I have a dataset of messages sent to users, some have succeeded and some have failed:
> df.messages <- data.frame(date = c("2018-01-01 12:00","2018-01-01 12:00","2018-01-01 12:00","2018-01-02 12:00","2018-01-02 12:00","2018-01-02 12:00","2018-01-03 12:00","2018-01-03 12:00","2018-01-03 12:00","2018-01-04 12:00","2018-01-04 12:00","2018-01-04 12:00"), id = c(1,2,3,1,2,3,1,2,3,1,2,3), status = c("S","S","S","S","S","F","S","F","F","F","F","S"))
> df.messages
date id status
1 2018-01-01 12:00 1 S
2 2018-01-01 12:00 2 S
3 2018-01-01 12:00 3 S
4 2018-01-02 12:00 1 S
5 2018-01-02 12:00 2 S
6 2018-01-02 12:00 3 F
7 2018-01-03 12:00 1 S
8 2018-01-03 12:00 2 F
9 2018-01-03 12:00 3 F
10 2018-01-04 12:00 1 F
11 2018-01-04 12:00 2 F
12 2018-01-04 12:00 3 S
Here's what to note:
- One message is sent each day, over four days
- id 1 succeeds (S) three times, then fails (F)

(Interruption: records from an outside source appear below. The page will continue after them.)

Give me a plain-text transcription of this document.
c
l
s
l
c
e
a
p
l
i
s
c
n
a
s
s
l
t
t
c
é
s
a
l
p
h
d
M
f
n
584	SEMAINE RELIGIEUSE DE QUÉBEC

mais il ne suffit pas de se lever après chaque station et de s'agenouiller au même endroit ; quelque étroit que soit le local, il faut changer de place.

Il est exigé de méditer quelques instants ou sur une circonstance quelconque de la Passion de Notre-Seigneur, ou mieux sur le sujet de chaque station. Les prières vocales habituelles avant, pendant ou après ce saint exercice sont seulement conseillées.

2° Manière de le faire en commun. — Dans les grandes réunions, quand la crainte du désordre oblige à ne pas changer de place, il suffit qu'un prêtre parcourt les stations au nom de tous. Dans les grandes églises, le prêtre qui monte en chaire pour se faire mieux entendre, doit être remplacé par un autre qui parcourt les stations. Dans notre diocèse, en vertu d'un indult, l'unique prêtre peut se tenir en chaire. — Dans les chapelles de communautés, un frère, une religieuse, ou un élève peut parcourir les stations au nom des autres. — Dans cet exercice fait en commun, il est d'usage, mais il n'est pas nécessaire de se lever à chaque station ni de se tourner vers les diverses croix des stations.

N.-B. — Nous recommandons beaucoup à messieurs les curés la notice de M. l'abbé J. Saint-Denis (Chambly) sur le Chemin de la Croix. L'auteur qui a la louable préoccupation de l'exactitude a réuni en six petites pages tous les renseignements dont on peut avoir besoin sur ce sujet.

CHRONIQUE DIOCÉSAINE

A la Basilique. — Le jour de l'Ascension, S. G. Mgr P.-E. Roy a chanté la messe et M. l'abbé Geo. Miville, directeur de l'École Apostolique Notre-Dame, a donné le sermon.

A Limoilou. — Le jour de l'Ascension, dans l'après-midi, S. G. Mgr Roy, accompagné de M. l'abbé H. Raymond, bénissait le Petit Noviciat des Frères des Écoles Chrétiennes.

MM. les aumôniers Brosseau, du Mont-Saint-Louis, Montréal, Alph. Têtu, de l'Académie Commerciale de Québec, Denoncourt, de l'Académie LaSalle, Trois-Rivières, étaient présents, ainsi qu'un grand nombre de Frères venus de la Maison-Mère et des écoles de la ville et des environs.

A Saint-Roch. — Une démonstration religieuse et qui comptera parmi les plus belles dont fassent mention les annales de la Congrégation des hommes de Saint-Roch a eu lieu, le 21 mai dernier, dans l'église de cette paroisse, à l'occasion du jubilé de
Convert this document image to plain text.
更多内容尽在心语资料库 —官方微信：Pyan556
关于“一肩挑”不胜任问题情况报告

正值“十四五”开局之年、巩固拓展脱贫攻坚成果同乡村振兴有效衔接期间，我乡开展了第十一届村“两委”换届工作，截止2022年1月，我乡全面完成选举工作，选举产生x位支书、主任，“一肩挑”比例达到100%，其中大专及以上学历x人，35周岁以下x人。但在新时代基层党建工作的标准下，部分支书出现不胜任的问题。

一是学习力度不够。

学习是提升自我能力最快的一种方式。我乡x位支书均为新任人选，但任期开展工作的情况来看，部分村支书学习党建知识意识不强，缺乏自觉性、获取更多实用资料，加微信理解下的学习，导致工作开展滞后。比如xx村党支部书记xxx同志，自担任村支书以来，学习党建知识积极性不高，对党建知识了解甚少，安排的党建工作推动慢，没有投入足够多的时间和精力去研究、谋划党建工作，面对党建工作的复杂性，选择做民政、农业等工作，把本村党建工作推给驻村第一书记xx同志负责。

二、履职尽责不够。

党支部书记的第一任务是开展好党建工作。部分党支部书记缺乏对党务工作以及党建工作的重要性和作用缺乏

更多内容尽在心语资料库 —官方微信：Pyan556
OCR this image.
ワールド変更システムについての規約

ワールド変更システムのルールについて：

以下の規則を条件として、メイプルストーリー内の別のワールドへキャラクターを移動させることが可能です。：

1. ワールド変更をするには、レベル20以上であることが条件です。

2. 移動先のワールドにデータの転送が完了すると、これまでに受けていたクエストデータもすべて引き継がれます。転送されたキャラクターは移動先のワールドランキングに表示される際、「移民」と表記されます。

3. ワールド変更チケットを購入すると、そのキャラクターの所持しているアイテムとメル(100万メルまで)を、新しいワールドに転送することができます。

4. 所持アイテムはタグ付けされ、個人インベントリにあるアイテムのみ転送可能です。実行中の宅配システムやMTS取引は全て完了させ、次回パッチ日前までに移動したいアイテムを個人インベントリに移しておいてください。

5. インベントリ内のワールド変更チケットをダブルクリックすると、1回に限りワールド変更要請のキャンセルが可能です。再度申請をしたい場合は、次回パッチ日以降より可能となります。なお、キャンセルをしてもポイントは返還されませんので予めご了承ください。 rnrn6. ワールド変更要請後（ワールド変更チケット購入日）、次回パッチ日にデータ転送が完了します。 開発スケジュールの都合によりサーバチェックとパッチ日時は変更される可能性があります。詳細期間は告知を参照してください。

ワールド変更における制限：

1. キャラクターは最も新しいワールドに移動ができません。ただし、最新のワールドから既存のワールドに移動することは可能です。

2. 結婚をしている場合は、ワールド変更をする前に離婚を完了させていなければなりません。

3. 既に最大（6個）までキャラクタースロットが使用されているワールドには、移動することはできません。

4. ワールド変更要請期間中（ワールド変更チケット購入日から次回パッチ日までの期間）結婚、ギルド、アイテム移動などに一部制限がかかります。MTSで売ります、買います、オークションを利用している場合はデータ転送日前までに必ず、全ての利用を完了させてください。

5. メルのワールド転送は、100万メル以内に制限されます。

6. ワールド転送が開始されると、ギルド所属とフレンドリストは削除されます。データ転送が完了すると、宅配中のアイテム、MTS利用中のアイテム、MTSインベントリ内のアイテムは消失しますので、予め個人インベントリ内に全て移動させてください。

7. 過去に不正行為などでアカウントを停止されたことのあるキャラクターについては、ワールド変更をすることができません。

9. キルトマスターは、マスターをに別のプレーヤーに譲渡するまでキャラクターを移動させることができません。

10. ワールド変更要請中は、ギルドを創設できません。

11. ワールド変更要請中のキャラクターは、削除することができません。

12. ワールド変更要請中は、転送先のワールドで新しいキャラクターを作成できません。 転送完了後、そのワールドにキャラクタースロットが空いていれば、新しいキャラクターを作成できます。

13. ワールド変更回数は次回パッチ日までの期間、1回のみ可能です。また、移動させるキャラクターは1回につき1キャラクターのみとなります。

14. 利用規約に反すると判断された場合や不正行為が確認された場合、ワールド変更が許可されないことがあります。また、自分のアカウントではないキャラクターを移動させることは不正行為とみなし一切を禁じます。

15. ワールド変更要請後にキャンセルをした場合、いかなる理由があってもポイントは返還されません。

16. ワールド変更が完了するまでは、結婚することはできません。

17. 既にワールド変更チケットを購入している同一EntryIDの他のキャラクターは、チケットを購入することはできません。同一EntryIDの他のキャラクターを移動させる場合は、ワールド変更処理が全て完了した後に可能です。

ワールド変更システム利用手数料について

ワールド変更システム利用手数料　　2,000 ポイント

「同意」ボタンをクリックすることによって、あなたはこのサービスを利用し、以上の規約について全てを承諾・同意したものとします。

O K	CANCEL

- id 2 succeeds twice, then fails twice
- id 3 succeeds once, then fails twice, then succeeds
I would like to break the users into four groups
- those that always succeeded
- those that failed, then succeeded later
- those that succeeded, then failed without ever succeeding again
- those that always failed
And then understand
- the max number of times a user in group 2 failed before succeeding again
- the max amount of time a user in group 2 failed before succeeding again
- the max number of times a user in group 3 failed
- the max amount of time a user in group 3 failed
The ideal output would be
id group num_f_messages date_f_messages
1 1 3 1 1
2 2 3 2 2
3 3 2 2 2
I know I need to use rle()
and diff()
, but it's getting complicated and I haven't had to do this type of analysis before. I'm pretty lost.
I have 9MM rows, so I'm trying to accomplish this with data.table, but any solutions are welcome.
Edit:
I'm trying to extend this function to a larger dataset. So in a scenario where id 3's messages were "S,F,F,S,F,F,F,S", I need to reflect a maximum of 3 Fs before the final S.